Friday, October 16, 2009
Happenings at the Yeshiva
The yeshiva is now beginning its regular learning for the year. First and second year students are in two shiurim, one learning Baba Kama and one learning Ketuvot, and both years are learning Hilkhot Orah Hayyim in the afternoon. Third and fourth year students are learning Hilkhot Niddah in the morning and Lifecycles in the afternoon - with a synchronized (and sometimes integrated) Pastoral, Officiating and Halakha Lifecycles curriculum. This week in Lifecycles Halakha we began with bris milah, addressing the question of the nature of the father's obligation, if there is a value in the appointing of a shaliach (agent), the timing of the bris, and whether there is an obligation and/or value of doing hatafat dam bris (a pin prick to extract a little blood) when the original bris was invalid (e.g., done in a hospital before the 8th day). We also discussed interesting issues that arise if the baby was born as a result of artificial insemination. We will continue to learn about bris, pidyon, naming ceremonies, and bar and bat mitzvahs, as well as have a class devoted to creating inclusive ceremonies, over the next few weeks.
Most of the Lifecycles curriculum will be devoted to marriage and its related topics (including tzniut (modesty laws), the wedding ceremony, marital sex, birth control, adoption, abortion, infertility, infidelity, and divorce). As in the past, we will be bringing psychologists, sex therapists, and the like, as well as kallah teachers, yoatzot halakha, and community rabbis as part of the morning learning of Niddah and of course as part of the Lifecycles curriculum. These experts will bring critical other dimensions to our learning and truly deepen our understanding of the Torah we are learning and of how it plays out in the real world.
We will also be having a number our own musmachim teaching some of these lifecycle classes. Students deeply benefit when Chovevei rabbis come back to present on these topics. The musmachim present for the students live examples of what they will be in a few years, and allow them to really grasp the role they will be playing and the challenges that they will face, and enable them to learn from their experiences in serving Jewish communities.

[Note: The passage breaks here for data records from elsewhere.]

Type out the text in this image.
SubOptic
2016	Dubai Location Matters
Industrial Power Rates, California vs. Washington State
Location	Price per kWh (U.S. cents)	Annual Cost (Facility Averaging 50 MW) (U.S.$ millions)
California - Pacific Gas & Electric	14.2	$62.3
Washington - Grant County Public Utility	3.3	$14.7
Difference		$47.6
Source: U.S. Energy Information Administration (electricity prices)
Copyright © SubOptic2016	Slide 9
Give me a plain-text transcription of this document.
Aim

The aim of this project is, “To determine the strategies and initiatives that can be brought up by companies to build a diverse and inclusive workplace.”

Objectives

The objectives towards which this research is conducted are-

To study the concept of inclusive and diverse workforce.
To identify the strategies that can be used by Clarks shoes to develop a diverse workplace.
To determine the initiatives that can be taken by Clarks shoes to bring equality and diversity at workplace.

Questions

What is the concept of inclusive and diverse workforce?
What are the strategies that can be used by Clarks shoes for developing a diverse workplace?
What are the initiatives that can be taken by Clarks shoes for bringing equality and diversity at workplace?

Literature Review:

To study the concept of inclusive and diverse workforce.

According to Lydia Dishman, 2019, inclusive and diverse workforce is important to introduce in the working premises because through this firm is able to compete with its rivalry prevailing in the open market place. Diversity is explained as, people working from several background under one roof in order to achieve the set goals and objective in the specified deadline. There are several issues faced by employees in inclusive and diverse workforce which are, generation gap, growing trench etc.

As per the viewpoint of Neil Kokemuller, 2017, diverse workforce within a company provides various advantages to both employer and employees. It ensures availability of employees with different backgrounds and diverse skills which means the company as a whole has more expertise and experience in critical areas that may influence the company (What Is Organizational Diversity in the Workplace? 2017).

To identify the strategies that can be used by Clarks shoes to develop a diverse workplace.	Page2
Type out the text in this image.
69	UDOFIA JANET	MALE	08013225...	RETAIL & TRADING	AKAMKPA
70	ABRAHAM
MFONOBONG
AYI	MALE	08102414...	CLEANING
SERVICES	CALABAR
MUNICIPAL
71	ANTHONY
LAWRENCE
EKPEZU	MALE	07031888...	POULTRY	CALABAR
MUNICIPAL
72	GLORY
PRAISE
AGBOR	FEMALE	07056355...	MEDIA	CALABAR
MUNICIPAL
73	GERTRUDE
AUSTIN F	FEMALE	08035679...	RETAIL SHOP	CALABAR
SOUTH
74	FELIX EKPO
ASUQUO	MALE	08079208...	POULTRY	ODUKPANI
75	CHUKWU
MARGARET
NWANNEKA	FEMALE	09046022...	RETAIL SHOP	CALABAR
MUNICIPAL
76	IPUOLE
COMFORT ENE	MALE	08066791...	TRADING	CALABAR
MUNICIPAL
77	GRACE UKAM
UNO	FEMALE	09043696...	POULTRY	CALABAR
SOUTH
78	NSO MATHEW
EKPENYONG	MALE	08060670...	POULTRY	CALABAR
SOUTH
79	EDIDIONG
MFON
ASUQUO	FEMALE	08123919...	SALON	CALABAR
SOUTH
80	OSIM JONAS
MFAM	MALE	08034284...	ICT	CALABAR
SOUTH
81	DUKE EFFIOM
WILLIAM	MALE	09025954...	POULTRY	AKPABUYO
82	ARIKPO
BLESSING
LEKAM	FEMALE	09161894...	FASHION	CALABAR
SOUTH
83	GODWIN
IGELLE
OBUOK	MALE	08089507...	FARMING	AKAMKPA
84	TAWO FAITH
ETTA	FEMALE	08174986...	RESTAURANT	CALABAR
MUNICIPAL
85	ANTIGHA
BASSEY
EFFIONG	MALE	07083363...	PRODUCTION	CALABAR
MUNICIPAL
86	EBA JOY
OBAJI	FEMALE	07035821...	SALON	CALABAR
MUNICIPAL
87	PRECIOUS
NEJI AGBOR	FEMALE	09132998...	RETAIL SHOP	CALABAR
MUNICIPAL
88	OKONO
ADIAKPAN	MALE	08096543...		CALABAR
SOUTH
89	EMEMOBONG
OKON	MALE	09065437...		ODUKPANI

Later in the year we will be learning aveilut in the morning, and devoting the afternoon to medical ethics and end-of-life issues, as well as a segment on conversion. Also, this year we have added a lifecycle-shadowing component, where all of the third- and fourth-year students will be required to shadow a rabbi for both a wedding and a funeral, and the rabbi will spend time reflecting with these students before and after the event. A good number of senior rabbis from the NY-NJ area have agreed to participate in this shadowing program, and we know that it will provide invaluable training for the students.
All in all, this Niddah-Aveilut-Lifecycles year promises, as always, to be very rich and exciting as we deal with these very relevant topics which touch people's lives so deeply in this multifaceted, integrated, and real-world way.
Thank you all for your tfillot for Elnatan Strossberg, Elnatan Meir ben Devorah Ze'eyva. He is doing so much better. He has regained consciousness, is alert and talking, has his sense of humor, and is moving his own body, although not yet walking. He recently played his drum at a hospital concert. Ruthie and the entire family are very grateful for your tfillot. Please continue to keep him in your prayers.
Sadly, the father of our dear friend and supporter, Howard Jonas, is gravely ill. Please keep him in your tfillot as well. His name is Issar ben Leiba Freydal.